To be clear, there is nothing inherently wrong with fast food, but anyone who indulges knows there is a hierarchy, and McDonald's sits squarely at the bottom. Popeyes, Chick-fil-A, Shake Shack, or even Five Guys are all solid and easily obtainable options. (Let's not even get into the regional chains.) But leave it to Trump to have even abysmal taste in fast food.

"There is a particular awfulness to McDonald's or Burger King once it's gone cold," Helen Rosner wrote in the New Yorker. "By the time America's greatest collegiate football players arrived, in their navy blazers and Sunday shoes, to pick up porcelain plates and work their way through this cardboard buffet, the French fries would have grown cold and mealy, the burger buns soggy, the precise half-slice of American cheese on each Filet-o-Fish sandwich hardened to a tough, flavorless rectangle of yellow."

Still, any of the aforementioned options are rarely considered suitable for honored (adult) guests, never mind elite athletes who, contrary perhaps to Trump's assumptions, are often more health conscious than most. But also, these are college students, meaning they're likely broke, which makes eating fast food an everyday option (or even a necessity). Serving a dinner of McNuggets at the White House to mark their accomplishment is neither ironic nor subversive.

But as Trump will do, the president boasted of the value meal dinner as a success on Twitter, inflating the amount of food and even initially misspelling hamburgers as "hamberders." He also repeatedly emphasized that he paid for the meal, out of his own self-professed billion-dollar pocket.
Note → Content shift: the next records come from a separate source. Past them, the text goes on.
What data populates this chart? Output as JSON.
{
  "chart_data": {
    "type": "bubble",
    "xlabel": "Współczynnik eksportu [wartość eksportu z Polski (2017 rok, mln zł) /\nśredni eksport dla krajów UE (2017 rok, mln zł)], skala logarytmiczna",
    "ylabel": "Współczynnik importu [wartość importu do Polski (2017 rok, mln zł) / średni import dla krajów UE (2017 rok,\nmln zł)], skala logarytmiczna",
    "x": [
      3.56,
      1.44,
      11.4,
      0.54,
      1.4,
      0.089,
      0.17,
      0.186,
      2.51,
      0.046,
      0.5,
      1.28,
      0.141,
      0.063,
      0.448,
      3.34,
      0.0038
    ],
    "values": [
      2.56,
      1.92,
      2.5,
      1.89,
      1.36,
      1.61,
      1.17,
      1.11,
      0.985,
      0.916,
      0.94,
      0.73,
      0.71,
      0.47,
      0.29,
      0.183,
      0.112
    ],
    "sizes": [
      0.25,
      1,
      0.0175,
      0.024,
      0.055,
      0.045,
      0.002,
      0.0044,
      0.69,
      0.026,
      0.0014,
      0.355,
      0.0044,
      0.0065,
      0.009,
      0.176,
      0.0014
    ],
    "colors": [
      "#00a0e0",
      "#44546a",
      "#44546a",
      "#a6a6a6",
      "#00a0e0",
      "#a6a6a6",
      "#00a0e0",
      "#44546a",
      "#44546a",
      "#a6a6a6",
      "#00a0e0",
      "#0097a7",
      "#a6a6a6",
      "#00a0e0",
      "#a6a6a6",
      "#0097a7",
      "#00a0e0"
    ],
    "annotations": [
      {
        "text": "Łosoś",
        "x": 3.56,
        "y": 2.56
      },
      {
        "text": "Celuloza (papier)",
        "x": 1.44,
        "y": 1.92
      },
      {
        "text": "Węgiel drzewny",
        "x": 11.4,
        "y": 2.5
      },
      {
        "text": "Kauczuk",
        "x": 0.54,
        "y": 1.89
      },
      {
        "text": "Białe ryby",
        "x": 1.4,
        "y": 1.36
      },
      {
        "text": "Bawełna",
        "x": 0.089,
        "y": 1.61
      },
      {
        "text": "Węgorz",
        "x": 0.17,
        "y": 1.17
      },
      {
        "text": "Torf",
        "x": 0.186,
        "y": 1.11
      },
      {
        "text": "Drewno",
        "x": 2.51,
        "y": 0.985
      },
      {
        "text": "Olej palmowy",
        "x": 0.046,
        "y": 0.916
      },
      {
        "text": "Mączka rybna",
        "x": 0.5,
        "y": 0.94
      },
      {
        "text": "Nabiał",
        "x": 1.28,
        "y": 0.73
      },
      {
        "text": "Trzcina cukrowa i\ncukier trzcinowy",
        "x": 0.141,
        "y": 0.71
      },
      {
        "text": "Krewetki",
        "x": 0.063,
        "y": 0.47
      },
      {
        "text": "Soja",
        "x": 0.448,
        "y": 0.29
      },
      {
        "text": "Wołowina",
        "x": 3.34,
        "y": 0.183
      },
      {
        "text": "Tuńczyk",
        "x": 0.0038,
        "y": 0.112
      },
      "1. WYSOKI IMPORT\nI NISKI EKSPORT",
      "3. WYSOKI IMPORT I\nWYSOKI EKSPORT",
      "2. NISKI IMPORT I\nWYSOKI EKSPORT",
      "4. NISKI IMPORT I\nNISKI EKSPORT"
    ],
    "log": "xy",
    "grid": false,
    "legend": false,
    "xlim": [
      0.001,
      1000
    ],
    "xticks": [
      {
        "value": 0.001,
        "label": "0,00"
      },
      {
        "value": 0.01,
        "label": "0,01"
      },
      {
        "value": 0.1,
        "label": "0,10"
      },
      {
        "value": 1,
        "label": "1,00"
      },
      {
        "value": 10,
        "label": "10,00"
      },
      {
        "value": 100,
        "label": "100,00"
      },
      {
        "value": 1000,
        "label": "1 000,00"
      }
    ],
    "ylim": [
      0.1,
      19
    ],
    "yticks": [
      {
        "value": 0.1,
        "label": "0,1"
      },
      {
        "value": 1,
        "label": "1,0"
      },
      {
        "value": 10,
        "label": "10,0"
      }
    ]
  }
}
The whole ordeal was undeniably hilarious, amplified by seemingly endless photos of the buffet and relentless Twitter barbs. It's worth considering how intense and racist the backlash from the right would have been had this fast food spread been coordinated by Obama, too. What are the consequences of a president who serves a fast food spread like this to young adults but remains hellbent on taking away health care from the most vulnerable? And beyond the comical optics of serving Baconators on the good china, where is the backlash from the GOP to Trump bragging about how much he shelled out on a Whopper party against a backdrop of 800,000 federal workers entering week four of no pay, due to his actions?

Alas, Trump's banquet serving his own drive-thru favorites only further proved his unmatched ability to center himself regardless of the occasion. Perhaps it's all part of the intentional aesthetic. After all, cold burgers are easier to swallow than Donald Trump in the White House.